To count the number of isomorphisms between subgraphs, the kernel capitalizes on a classical result of Levi [Lev73] which makes a connection between common subgraphs of two graphs and cliques in their product graph. More specifically, each maximum clique in the product graph is associated with a maximum common subgraph of the factor graphs. This allows someone to compute the common subgraph isomorphism kernel by enumerating the cliques of the product graph.

The general subgraph matching kernel extends the theory of Levi and builds a weighted product graph to allow a more flexible scoring of bijections. Given two graphs \(G=(V,E)\), \(G'=(V',E')\), and vertex and edge kernels \(\kappa_V\) and \(\kappa_E\), the weighted product graph \(G_P=(V_P, E_P)\) of \(G\) and \(G'\) is defined as

\[\begin{split}\begin{split} V_P &= \{ (v,v') \in V \times V' : \kappa_V(v,v') > 0 \} \\ E_P &= \{ ((v,v'),(u,u')) \in V_P \times V_P : v \neq u \wedge v' \neq u' \wedge \kappa_E((v,v'),(u,u')) > 0 \} \\ c(u) &= \kappa_V(v,v') \quad \forall u=(v,v') \in V_P \\ c(e) &= \kappa_E((v,u),(v',u')) \quad \forall e \in E_P, \\ \text{where } &e=((v,v'),(u,u')) \end{split}\end{split}\]

After creating the weighted product graph, the kernel enumerates its cliques. The kernel starts from an empty clique and extends it stepwise by all vertices preserving the clique property. Let \(w\) be the weight of a clique \(C\). Whenever the clique \(C\) is extended by a new vertex \(v\), the weight of the clique is updated as follows: first it is multiplied by the weight of the vertex \(w' = w \cdot c(v)\), and then, it is multiplied by all the edges connecting \(v\) to a vertex in \(C\), that is \(w' = \sum_{u \in C} w \cdot c((v,u))\). The algorithm effectively avoids duplicates by removing a vertex from the candidate set after all cliques containing it have been exhaustively explored.
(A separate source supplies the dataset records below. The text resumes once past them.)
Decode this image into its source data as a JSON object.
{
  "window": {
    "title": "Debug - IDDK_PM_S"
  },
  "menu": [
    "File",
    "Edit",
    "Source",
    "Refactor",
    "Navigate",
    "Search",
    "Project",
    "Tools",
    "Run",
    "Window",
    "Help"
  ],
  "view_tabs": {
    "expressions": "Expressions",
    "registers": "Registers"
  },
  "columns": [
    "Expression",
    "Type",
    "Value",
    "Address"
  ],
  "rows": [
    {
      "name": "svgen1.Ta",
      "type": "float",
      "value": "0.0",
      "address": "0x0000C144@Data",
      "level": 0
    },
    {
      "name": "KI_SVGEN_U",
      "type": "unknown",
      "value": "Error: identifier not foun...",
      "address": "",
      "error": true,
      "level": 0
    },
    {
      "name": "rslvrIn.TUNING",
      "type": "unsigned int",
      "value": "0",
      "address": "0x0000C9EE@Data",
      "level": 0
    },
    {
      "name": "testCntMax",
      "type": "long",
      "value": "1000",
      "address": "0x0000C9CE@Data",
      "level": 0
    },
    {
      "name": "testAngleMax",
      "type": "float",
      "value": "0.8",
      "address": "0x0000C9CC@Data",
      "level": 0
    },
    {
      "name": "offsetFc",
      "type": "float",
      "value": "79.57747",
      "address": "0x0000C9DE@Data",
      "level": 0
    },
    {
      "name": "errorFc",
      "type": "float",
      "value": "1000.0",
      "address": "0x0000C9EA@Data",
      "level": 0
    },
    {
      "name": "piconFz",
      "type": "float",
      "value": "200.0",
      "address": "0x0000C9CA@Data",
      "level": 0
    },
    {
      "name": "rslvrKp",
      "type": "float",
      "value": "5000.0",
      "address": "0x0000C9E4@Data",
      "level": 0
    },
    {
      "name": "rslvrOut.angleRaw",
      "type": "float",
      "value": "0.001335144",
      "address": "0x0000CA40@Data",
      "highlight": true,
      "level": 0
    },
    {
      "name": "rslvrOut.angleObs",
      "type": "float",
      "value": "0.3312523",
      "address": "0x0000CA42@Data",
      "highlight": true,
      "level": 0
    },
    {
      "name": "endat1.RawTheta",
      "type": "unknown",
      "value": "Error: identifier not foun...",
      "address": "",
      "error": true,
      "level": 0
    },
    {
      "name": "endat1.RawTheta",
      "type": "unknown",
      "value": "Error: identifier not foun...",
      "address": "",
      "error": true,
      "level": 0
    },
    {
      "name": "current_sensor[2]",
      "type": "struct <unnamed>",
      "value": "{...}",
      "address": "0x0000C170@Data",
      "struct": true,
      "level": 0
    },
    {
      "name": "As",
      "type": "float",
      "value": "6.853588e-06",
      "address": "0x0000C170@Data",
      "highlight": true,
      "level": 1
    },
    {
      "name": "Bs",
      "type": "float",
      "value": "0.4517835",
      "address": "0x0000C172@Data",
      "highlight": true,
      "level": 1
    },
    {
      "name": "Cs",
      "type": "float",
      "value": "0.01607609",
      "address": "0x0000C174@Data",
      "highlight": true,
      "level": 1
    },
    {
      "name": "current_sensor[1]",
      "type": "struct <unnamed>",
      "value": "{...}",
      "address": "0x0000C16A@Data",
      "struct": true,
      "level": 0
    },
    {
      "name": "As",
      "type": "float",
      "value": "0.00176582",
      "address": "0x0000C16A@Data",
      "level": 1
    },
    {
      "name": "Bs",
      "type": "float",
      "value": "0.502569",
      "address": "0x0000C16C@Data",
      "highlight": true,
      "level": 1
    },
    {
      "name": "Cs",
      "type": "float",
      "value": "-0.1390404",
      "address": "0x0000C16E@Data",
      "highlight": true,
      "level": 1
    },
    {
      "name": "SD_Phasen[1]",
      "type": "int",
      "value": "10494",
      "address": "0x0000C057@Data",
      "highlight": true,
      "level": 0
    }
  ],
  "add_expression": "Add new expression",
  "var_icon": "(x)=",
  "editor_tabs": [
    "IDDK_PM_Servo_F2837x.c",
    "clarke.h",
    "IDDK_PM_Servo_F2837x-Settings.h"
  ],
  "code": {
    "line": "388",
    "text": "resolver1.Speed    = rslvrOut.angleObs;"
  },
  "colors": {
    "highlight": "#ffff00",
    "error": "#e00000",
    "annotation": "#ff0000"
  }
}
The runtime of the subgraph matching kernel depends on the number of cliques in the product graph. The worst-case runtime complexity of the kernel when considering subgraphs of size up to \(k\) is \(\mathcal{O}(kn^{k+1})\), where \(n=|V|+|V'|\) is the sum of the number of vertices of the two graphs.

The implementation of the subgraph matching kernel can be found below

SubgraphMatching([n_jobs, verbose, …])

Calculate the subgraph matching kernel.

Bibliography

KM12

Nils Kriege and Petra Mutzel. Subgraph Matching Kernels for Attributed Graphs. In Proceedings of the 29th International Conference on Machine Learning, 291–298. 2012.

Lev73

Giorgio Levi. A note on the derivation of maximal common subgraphs of two directed or undirected graphs. Calcolo, 9(4):341, 1973.